Upon turning 50 last October, Todd Ashcraft put his mind to a marathon.
He found one a few months out, near his northern Kentucky hometown, and signed up for it. Then he started training, intensely. The IT worker and software designer logged hundreds of miles around his Cheval neighborhood in Lutz, meticulously documenting the distance he ran each time.
“He’s the motivated one,” said his 16-year-old son, Zach.
He also competed in local events, working his way up from 5K and 10K races to the Gasparilla half-marathon. Four pairs of running shoes and 20 pounds later, Ashcraft was ready.
“He went above and beyond,” said his wife, Christy.
Then the coronavirus pandemic struck, and the Cincinnati Flying Pig Marathon ― originally set for this past Sunday ― was grounded until October. Exactly 811 miles of training would be tabled for five months. Christy and Zach couldn’t bear seeing all that sweat equity squandered.
So with the help of Christy’s Cheval-based triathlon club ― Triple Crown Racing ― they planned a personalized marathon for Ashcraft, to be run around the neighborhood.
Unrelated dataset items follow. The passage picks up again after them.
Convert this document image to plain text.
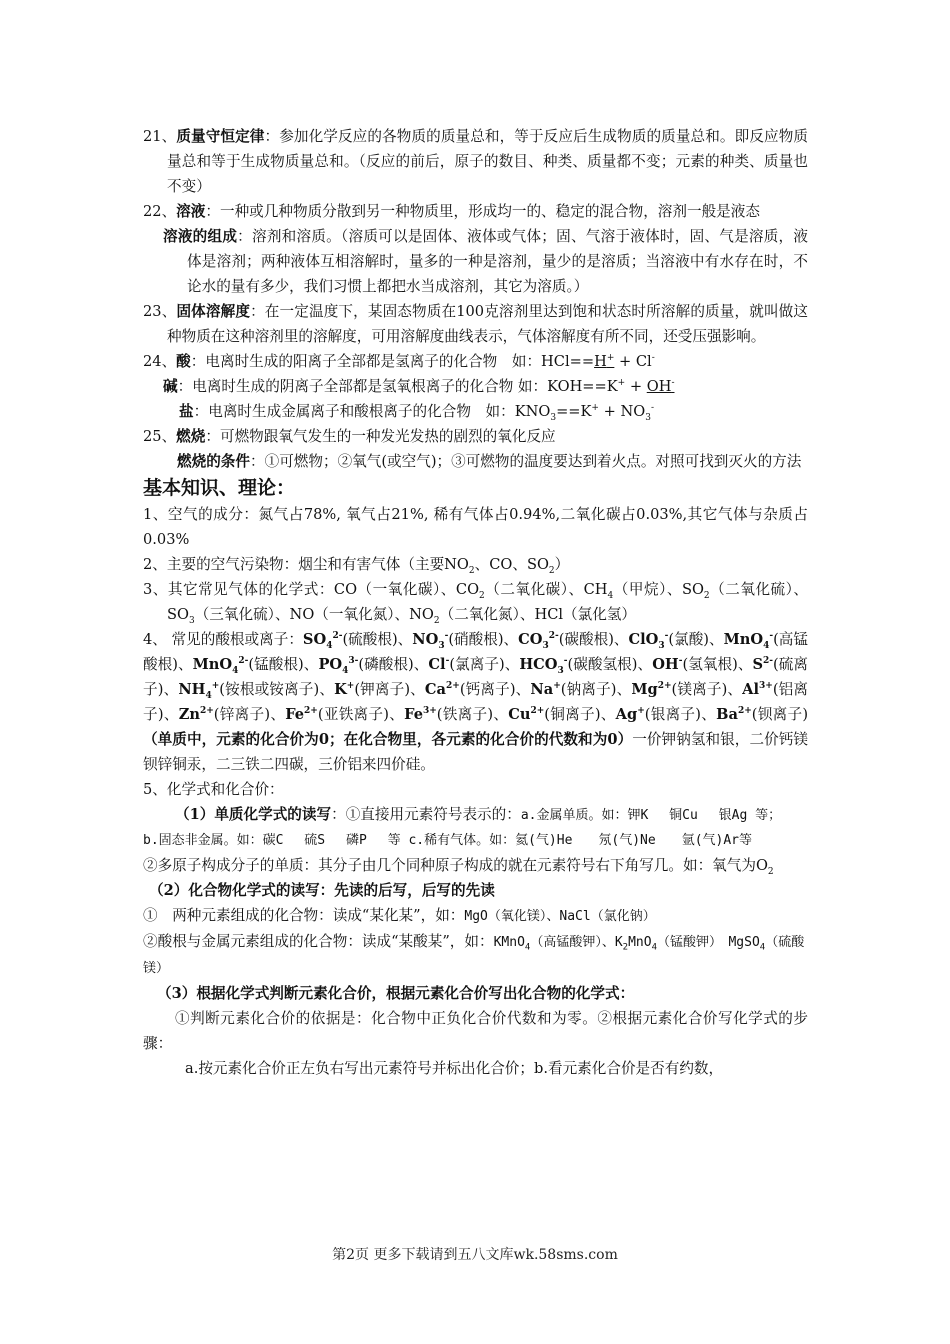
21、质量守恒定律：参加化学反应的各物质的质量总和，等于反应后生成物质的质量总和。即反应物质量总和等于生成物质量总和。（反应的前后，原子的数目、种类、质量都不变；元素的种类、质量也不变）

22、溶液：一种或几种物质分散到另一种物质里，形成均一的、稳定的混合物，溶剂一般是液态

溶液的组成：溶剂和溶质。（溶质可以是固体、液体或气体；固、气溶于液体时，固、气是溶质，液体是溶剂；两种液体互相溶解时，量多的一种是溶剂，量少的是溶质；当溶液中有水存在时，不论水的量有多少，我们习惯上都把水当成溶剂，其它为溶质。）

23、固体溶解度：在一定温度下，某固态物质在100克溶剂里达到饱和状态时所溶解的质量，就叫做这种物质在这种溶剂里的溶解度，可用溶解度曲线表示，气体溶解度有所不同，还受压强影响。

24、酸：电离时生成的阳离子全部都是氢离子的化合物　如：HCl==H+ + Cl-

碱：电离时生成的阴离子全部都是氢氧根离子的化合物 如：KOH==K+ + OH-

盐：电离时生成金属离子和酸根离子的化合物　如：$KNO_3==K^+ + NO_3^-$

25、燃烧：可燃物跟氧气发生的一种发光发热的剧烈的氧化反应

燃烧的条件：①可燃物；②氧气(或空气)；③可燃物的温度要达到着火点。对照可找到灭火的方法

基本知识、理论：

1、空气的成分：氮气占78%, 氧气占21%, 稀有气体占0.94%,二氧化碳占0.03%,其它气体与杂质占0.03%

2、主要的空气污染物：烟尘和有害气体（主要$NO_2$、CO、$SO_2$）

3、其它常见气体的化学式：CO（一氧化碳）、$CO_2$（二氧化碳）、$CH_4$（甲烷）、$SO_2$（二氧化硫）、$SO_3$（三氧化硫）、NO（一氧化氮）、$NO_2$（二氧化氮）、HCl（氯化氢）

4、 常见的酸根或离子：$SO_4^{2-}$(硫酸根)、$NO_3^-$(硝酸根)、$CO_3^{2-}$(碳酸根)、ClO$_3$-(氯酸)、MnO$_4$-(高锰酸根)、MnO$_4^{2-}$(锰酸根)、$PO_4^{3-}$(磷酸根)、Cl-(氯离子)、$HCO_3^-$(碳酸氢根)、OH-(氢氧根)、$S^{2-}$(硫离子)、$NH_4^+$(铵根或铵离子)、K+(钾离子)、$Ca^{2+}$(钙离子)、Na+(钠离子)、$Mg^{2+}$(镁离子)、$Al^{3+}$(铝离子)、$Zn^{2+}$(锌离子)、$Fe^{2+}$(亚铁离子)、$Fe^{3+}$(铁离子)、$Cu^{2+}$(铜离子)、Ag+(银离子)、$Ba^{2+}$(钡离子) （单质中，元素的化合价为0；在化合物里，各元素的化合价的代数和为0）一价钾钠氢和银，二价钙镁钡锌铜汞，二三铁二四碳，三价铝来四价硅。

5、化学式和化合价：

（1）单质化学式的读写：①直接用元素符号表示的：a.金属单质。如：钾K　 铜Cu　 银Ag 等；

b.固态非金属。如：碳C　 硫S　 磷P　 等 c.稀有气体。如：氦(气)He　　氖(气)Ne　　氩(气)Ar等

②多原子构成分子的单质：其分子由几个同种原子构成的就在元素符号右下角写几。如：氧气为$O_2$

（2）化合物化学式的读写：先读的后写，后写的先读

①　两种元素组成的化合物：读成“某化某”，如：MgO（氧化镁）、NaCl（氯化钠）

②酸根与金属元素组成的化合物：读成“某酸某”，如：KMnO$_4$（高锰酸钾）、$K_2MnO_4$（锰酸钾）　MgSO$_4$（硫酸镁）

（3）根据化学式判断元素化合价，根据元素化合价写出化合物的化学式：

①判断元素化合价的依据是：化合物中正负化合价代数和为零。②根据元素化合价写化学式的步骤：

a.按元素化合价正左负右写出元素符号并标出化合价；b.看元素化合价是否有约数，

第2页 更多下载请到五八文库wk.58sms.com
In lieu of the Flying Pig, they brought out the whole hog: a mapped-out course, water stations, motivational signs, racing T-shirts, even a few fellow runners.
On Saturday morning, Ashcraft ran the “COVID-Pig Marathon.” At least a handful of friends and neighbors ran with him on each of his nine, 2.9-mile laps. The homemade signs along his path included hashtags such as #RunningIsNotCanceled and #FlyingPig.
“This is his first-ever marathon,” Christy said moments before her husband completed his third lap.
“So when it was postponed due to the COVID, he was already so far into the training, the thought of not doing it … that’s why everybody was, like, supporting him to go out. With the last loop he just did, we had probably five people running with him. He took up the whole road.”
Ashcraft finished Saturday’s event in 5 hours, 24 minutes, 27 seconds, a hair under a 12-minute pace per mile. He still plans to go to Cincinnati ― less than 3 miles from his hometown of Dayton, Ky. ― this October to run the marathon for which he initially signed up.
But pigs wills sprout propellers before it tops Saturday’s proceedings.
“I am overwhelmed by the amazing race my friends put together for me,” Ashcraft said Monday.
“This race was very special for me, but I think it was very special for my friends as well. By far I got the most out of it, but I feel that everyone took something special away from it, too. … I am blessed.”